Dr McIntyre is equally wowed by the wealth of information CBCT can provide. “In the past, some patients might return to the dentist or endodontist reporting that a root canal may still be bothering them, or a tooth without any endodontic treatment. Historically, we’re looking at an x-ray, or you’re looking under the microscope, and you just don’t know and/or cannot see anything that could possibly still be bothersome,” she says. “You tell the patient, ‘Sorry, I don’t see anything.’ But with cone beam, I can factually share with them, this is all of you. It’s the only version. Other than bacteria or hairline fractures, you’re confidently sharing with them that something is there or is not. It provides more confidence.”
Dr Blicher is glad she practices in a time where CBCT, surgical microscopes, advanced rotary instrumentation, and other developments make providing root canals far less scary and far more predictable than in the past.
“The cone beam is huge for treatment planning as far as case selection goes. I love that I practice in a time and in a community where I have great surgeons doing really nice implant work, as well. We don’t have to get into heroics—cases where you know this isn’t going to work. It’s nice to know that there’s other options out there besides endodontics,” she says.

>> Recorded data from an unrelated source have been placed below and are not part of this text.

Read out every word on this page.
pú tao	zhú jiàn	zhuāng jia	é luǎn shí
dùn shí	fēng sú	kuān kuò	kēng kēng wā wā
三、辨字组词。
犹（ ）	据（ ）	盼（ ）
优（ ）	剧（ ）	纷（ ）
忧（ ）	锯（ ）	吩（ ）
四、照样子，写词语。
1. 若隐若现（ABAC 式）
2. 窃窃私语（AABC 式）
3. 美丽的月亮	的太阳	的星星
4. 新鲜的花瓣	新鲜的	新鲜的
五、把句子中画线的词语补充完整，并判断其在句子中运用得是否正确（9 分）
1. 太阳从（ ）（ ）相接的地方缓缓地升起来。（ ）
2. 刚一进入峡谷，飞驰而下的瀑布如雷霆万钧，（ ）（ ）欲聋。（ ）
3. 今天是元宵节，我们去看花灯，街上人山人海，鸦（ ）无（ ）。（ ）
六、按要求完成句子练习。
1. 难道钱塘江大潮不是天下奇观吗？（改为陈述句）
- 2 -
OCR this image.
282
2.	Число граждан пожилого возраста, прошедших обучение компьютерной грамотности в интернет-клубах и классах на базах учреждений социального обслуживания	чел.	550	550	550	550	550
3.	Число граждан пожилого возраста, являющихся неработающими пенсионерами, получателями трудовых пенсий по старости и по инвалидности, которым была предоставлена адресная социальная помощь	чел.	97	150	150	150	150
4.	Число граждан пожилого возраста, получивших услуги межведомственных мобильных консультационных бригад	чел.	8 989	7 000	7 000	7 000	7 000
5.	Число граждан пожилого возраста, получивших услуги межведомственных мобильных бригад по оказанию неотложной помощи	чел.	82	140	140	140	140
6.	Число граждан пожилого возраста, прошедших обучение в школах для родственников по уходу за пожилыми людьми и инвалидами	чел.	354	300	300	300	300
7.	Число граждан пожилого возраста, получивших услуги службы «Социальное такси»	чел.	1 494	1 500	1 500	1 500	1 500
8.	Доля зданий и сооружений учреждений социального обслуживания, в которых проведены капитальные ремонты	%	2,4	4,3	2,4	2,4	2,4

Dr Pryles is glad that all of the newer technologies available are helping change the way many patients feel about the “dreaded” root canal. Her practice has used Carestream CBCT for years now and loves the resolution of the scans.
“I would also argue that most of the fun of being an endodontist is getting to change patients’ misperceptions about endodontics,” she adds. “With the technology, and with the anesthetics that we have these days, the care can be painless and efficient, and providers are really kind. So it’s not unusual for us every day in the office to hear patients say what I worked on has been terrible previously, but that this was one of the better dental experiences they’ve ever had. That’s really gratifying to hear. It was so often maligned.”

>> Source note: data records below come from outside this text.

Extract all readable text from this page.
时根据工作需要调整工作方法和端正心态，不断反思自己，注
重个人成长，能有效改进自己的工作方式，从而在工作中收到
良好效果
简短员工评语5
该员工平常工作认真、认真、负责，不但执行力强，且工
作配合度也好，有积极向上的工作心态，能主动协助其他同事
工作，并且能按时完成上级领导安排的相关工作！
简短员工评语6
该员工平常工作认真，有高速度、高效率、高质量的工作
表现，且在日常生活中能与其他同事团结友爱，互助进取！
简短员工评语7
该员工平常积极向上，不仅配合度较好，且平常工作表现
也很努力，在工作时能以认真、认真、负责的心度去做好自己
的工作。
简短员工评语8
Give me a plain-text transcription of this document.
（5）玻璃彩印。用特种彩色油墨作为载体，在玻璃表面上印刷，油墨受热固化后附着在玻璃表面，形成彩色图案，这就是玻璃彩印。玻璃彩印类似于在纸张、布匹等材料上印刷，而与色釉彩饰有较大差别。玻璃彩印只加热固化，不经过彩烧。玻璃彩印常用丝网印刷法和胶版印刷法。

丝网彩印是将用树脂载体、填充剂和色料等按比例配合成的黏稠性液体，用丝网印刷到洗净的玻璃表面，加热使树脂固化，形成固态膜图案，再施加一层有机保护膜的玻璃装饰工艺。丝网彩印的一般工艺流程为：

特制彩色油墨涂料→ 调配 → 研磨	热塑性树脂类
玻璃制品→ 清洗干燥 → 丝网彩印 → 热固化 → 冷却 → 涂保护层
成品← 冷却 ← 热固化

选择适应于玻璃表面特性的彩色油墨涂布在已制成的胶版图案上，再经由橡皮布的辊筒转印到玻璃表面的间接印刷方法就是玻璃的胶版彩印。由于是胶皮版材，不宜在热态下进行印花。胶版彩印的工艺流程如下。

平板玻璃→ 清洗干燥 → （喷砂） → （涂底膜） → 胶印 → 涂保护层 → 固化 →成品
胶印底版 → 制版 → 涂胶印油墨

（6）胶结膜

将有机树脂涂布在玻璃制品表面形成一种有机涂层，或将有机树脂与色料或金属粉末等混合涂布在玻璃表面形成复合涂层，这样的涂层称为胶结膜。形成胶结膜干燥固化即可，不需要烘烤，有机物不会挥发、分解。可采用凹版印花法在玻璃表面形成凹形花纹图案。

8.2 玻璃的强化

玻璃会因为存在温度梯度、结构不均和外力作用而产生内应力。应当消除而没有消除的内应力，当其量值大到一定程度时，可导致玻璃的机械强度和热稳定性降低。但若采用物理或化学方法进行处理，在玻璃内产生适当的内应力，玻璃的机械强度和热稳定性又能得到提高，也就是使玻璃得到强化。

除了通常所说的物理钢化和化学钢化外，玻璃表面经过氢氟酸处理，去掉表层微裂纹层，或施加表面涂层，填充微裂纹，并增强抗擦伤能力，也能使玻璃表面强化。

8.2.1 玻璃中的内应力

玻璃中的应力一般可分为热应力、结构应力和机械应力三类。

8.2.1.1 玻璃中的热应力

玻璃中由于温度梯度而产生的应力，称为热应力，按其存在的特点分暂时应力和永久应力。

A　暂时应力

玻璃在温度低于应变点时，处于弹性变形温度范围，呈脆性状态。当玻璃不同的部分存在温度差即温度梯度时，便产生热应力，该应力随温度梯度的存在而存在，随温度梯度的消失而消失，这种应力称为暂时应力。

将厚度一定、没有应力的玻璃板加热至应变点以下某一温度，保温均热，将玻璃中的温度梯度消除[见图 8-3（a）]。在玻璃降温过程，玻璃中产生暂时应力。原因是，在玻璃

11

Again, the information is invaluable, especially when it comes to determining which cases to take on and then figuring out the best treatment plan.
“Knowing which cases might be hopeless from the beginning is going to save your patients and you a lot of time and a lot of heartbreak,” Dr Pryles adds. “Cone beams, especially, can help us do that. It’s a really illustrative tool. And for us to have it up on the screen and be able to walk a patient through exactly what we’re seeing and why it’s going to impact their care…you can just enhance a patient understanding and make sure everybody’s on the same page.”